Cheatsheet: Pandas DataFrame

Python

Refer to the jupyter notebook for rendered code.

Author

Chi Zhang

Published

February 12, 2025

Data analysis workflow

Note

When working with data that need to be transformed, create a copy so that the original data is not affected.

planet_sub = planets.copy()[planets['Mass']>15]

Initial summary

df.head()
df.columns
df.shape
df.describe()
df.dtypes
df.isnull().sum() # check missing

Unique values, count frequency

df['col'].unique()
df['col'].value_counts() # same as R table()

Clean

# rename column
df = df.rename(columns = {'old_name': 'new_name'})

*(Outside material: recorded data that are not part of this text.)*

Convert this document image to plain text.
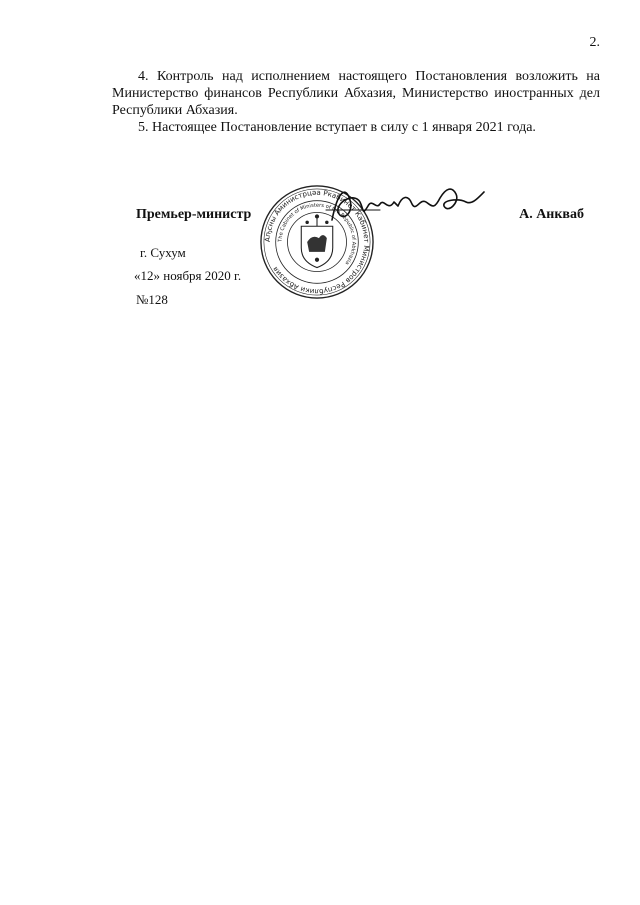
2.

4. Контроль над исполнением настоящего Постановления возложить на Министерство финансов Республики Абхазия, Министерство иностранных дел Республики Абхазия.

5. Настоящее Постановление вступает в силу с 1 января 2021 года.

Премьер-министр	А. Анкваб
Аҧсны Аминистрцәа Ркабинет Кабинет Министров Республики Абхазия
The Cabinet of Ministers of the Republic of Abkhazia
г. Сухум
«12» ноября 2020 г.
№128
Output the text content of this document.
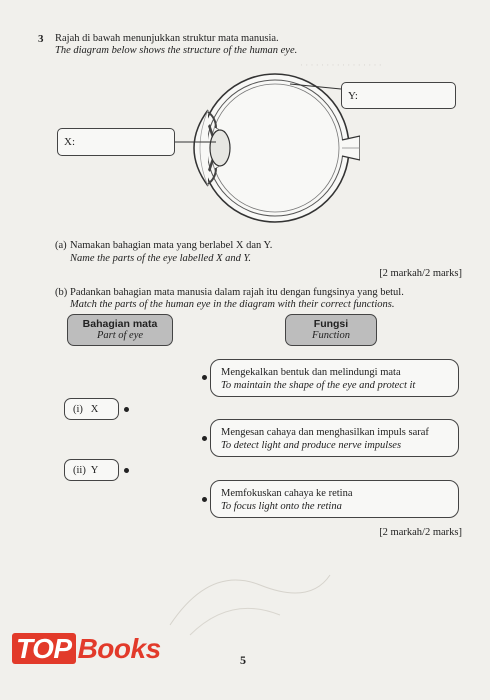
· · · · · · · · · · · · · · · ·
3 Rajah di bawah menunjukkan struktur mata manusia.
The diagram below shows the structure of the human eye.
Y:
X:
(a) Namakan bahagian mata yang berlabel X dan Y.
Name the parts of the eye labelled X and Y.
[2 markah/2 marks]
(b) Padankan bahagian mata manusia dalam rajah itu dengan fungsinya yang betul.
Match the parts of the human eye in the diagram with their correct functions.
Bahagian mata
Part of eye
Fungsi
Function
Mengekalkan bentuk dan melindungi mata
To maintain the shape of the eye and protect it
Mengesan cahaya dan menghasilkan impuls saraf
To detect light and produce nerve impulses
Memfokuskan cahaya ke retina
To focus light onto the retina
(i)   X
(ii)  Y
[2 markah/2 marks]
5
TOP Books
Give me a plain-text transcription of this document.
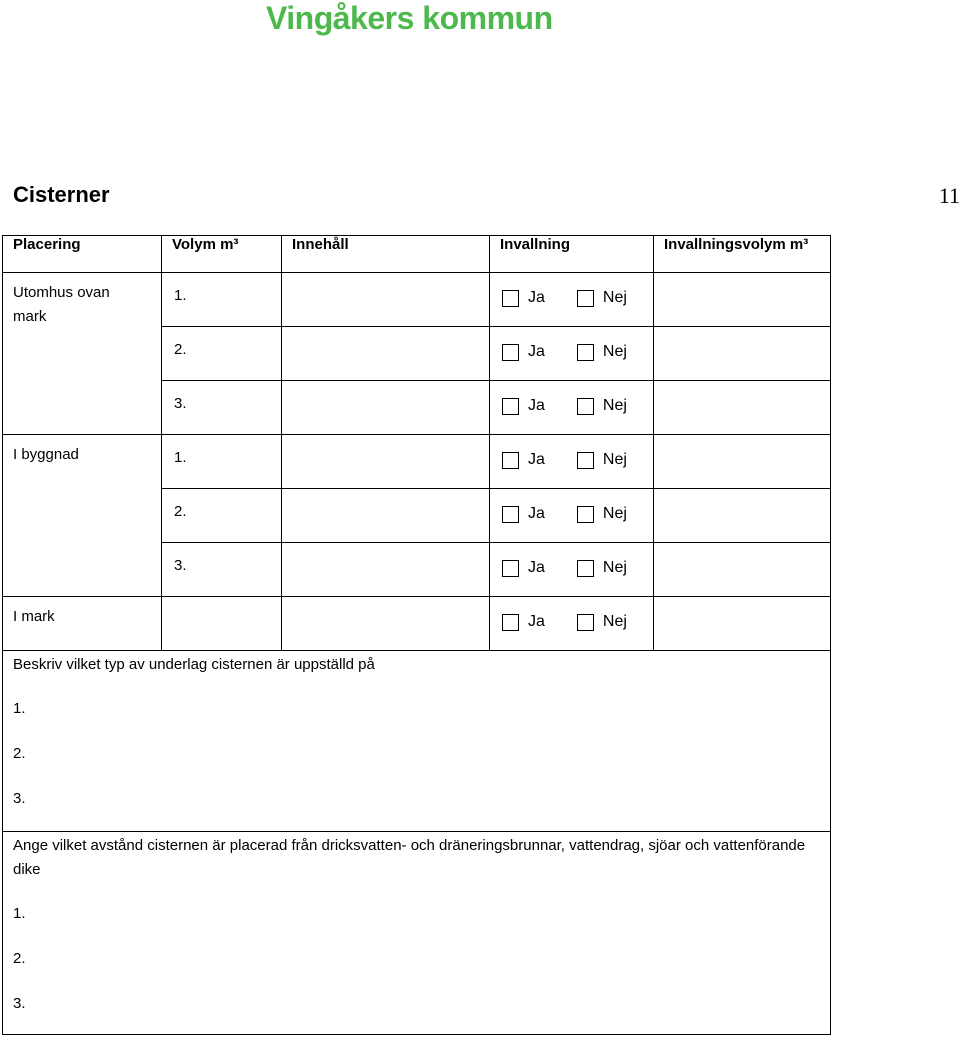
Vingåkers kommun
Cisterner	11
Placering	Volym m³	Innehåll	Invallning	Invallningsvolym m³

Utomhus ovan mark	1.		Ja Nej	

	2.		Ja Nej	

	3.		Ja Nej	

I byggnad	1.		Ja Nej	

	2.		Ja Nej	

	3.		Ja Nej	

I mark			Ja Nej	

Beskriv vilket typ av underlag cisternen är uppställd på
1.
2.
3.				

Ange vilket avstånd cisternen är placerad från dricksvatten- och dräneringsbrunnar, vattendrag, sjöar och vattenförande dike
1.
2.
3.				
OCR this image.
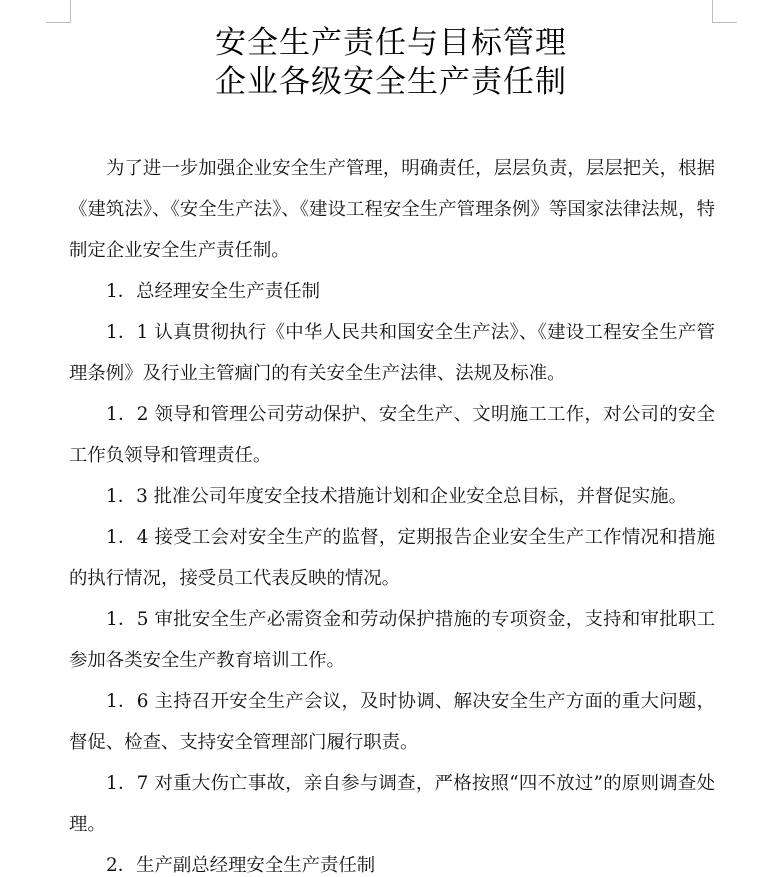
安全生产责任与目标管理
企业各级安全生产责任制

为了进一步加强企业安全生产管理，明确责任，层层负责，层层把关，根据《建筑法》、《安全生产法》、《建设工程安全生产管理条例》等国家法律法规，特制定企业安全生产责任制。

1．总经理安全生产责任制

1．1 认真贯彻执行《中华人民共和国安全生产法》、《建设工程安全生产管理条例》及行业主管痼门的有关安全生产法律、法规及标准。

1．2 领导和管理公司劳动保护、安全生产、文明施工工作，对公司的安全工作负领导和管理责任。

1．3 批准公司年度安全技术措施计划和企业安全总目标，并督促实施。

1．4 接受工会对安全生产的监督，定期报告企业安全生产工作情况和措施的执行情况，接受员工代表反映的情况。

1．5 审批安全生产必需资金和劳动保护措施的专项资金，支持和审批职工参加各类安全生产教育培训工作。

1．6 主持召开安全生产会议，及时协调、解决安全生产方面的重大问题，督促、检查、支持安全管理部门履行职责。

1．7 对重大伤亡事故，亲自参与调查，严格按照“四不放过”的原则调查处理。

2．生产副总经理安全生产责任制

Convert data type, rounding

df['num_col'].round(2) # 2 digits
df['num_col'].astype(str) # change into string

Missing value handling

df = df.dropna() # drop na
df['col'] = df['col'].fillna(value) # impute with known value
df['col'] = df['col'].fillna(df['col'].mean()) # mean imputation

Subsetting, filtering

df_sub = df[['col1', 'col2']]
df_filter = df[df['col1'] < 25]

Might have to reset index afterwards, df_new.reset_index()

Transform

Create new variable based on another

# solution 1
planet_sub['pre2005'] = 'yes'
planet_sub.loc[planet_sub.year > 2005, "pre2005"] = "no"
# solution 2
planet_sub['pre2005'] = np.where(planet_sub['year']<2005, 'yes', 'no')

Sort

planet_sub.sort_values('Mass', ascending=False)
planet_sub.sort_values(by = ['orbital_period', 'Mass'], ascending=False)

Transform with lambda

df.transform(lambda x: x-x.mean())

Visualization (basics)

import seaborn as sns
import matplotlib.pyplot as plt

# histogram
sns.histplot(df['numvar'])
plt.show()

# boxplot
sns.boxplot(df['numvar'])

# barplot (categorical, raw data)
sns.countplot(df['cate_var'])

# scatter (2 var)
sns.scatterplot(x = 'var1', y = 'var2', hue = 'var3', data = df)

Details

Create a dataframe

There are multiple ways to do it:

  • pd.Series
  • dictionary
  • 2-d array
  • combining mixed types

Create a dataframe by combining Series

import pandas as pd
import numpy as np

# define population
population_dict = {'California': 38332521,
                   'Texas': 26448193,
                   'New York': 19651127,
                   'Florida': 19552860,
                   'Illinois': 12882135}
population = pd.Series(population_dict)

# define area
area_dict = {'California': 423967,
             'Texas': 695662,
             'New York': 141297,
             'Florida': 170312,
             'Illinois': 149995}
area = pd.Series(area_dict)

# now combine these two
states = pd.DataFrame({
    'population': population,
    'area': area
})
states
population area
California 38332521 423967
Texas 26448193 695662
New York 19651127 141297
Florida 19552860 170312
Illinois 12882135 149995

It is convenient to create a new column based on other columns,

states['density'] = states['population'] / states['area']

Create a df from dictionary

pd.DataFrame([{'a': 1, 'b': 2}, {'b': 3, 'c': 4}])
a b c
0 1.0 2 NaN
1 NaN 3 4.0

Create a df from a 2-d array

pd.DataFrame(np.random.rand(3, 2),
             columns=['foo', 'bar'],
             index=['a', 'b', 'c'])
foo bar
a 0.267536 0.947471
b 0.039290 0.090745
c 0.215675 0.245663

Mix types combination

This is equivalent to R cbind. Assuming that we have the following np.array: X (n by 2), y (n by 1), yhat (n by 1). We want to combine them together for easier visualization.

  • use np.column.stack(()) first, then convert into pandas dataframe; This is similar to creating a numeric matrix, then convert it to dataframe in R.
  • or, create a dataframe based on one of the variables first; then attach a second variable using df['new_var'] = var2. This is similar to df$new_var <- var2 in R.
# option 1
mat = np.column_stack((X, y, yhat)) # double bracket
df1 = pd.DataFrame(mat, columns = ['x1', 'x2', 'y', 'yhat'])

# option 2
df2 = pd.DataFrame(X, columns = ['x1', 'x2'])
df2['y'] = y
df2['yhat'] = yhat

Create new columns

After the above steps (in previous section), we want to also create an indicator based on two of the variables. Can use np.where function.

df['mismatch'] = np.where(df['y'] != df['yhat'], 1, 0)

Selection

  • rownames: index
  • colnames: column
  • select columns
states.index # rownames (index)
states.columns # colnames
states['area'] # select column by name

Subsetting with loc, iloc

# implicit index
states.iloc[:3, :2]

# explicit index
states.iloc[:'Illinois', :'pop']

Combine filtering

states.loc[data.density > 100, ['pop', 'density']]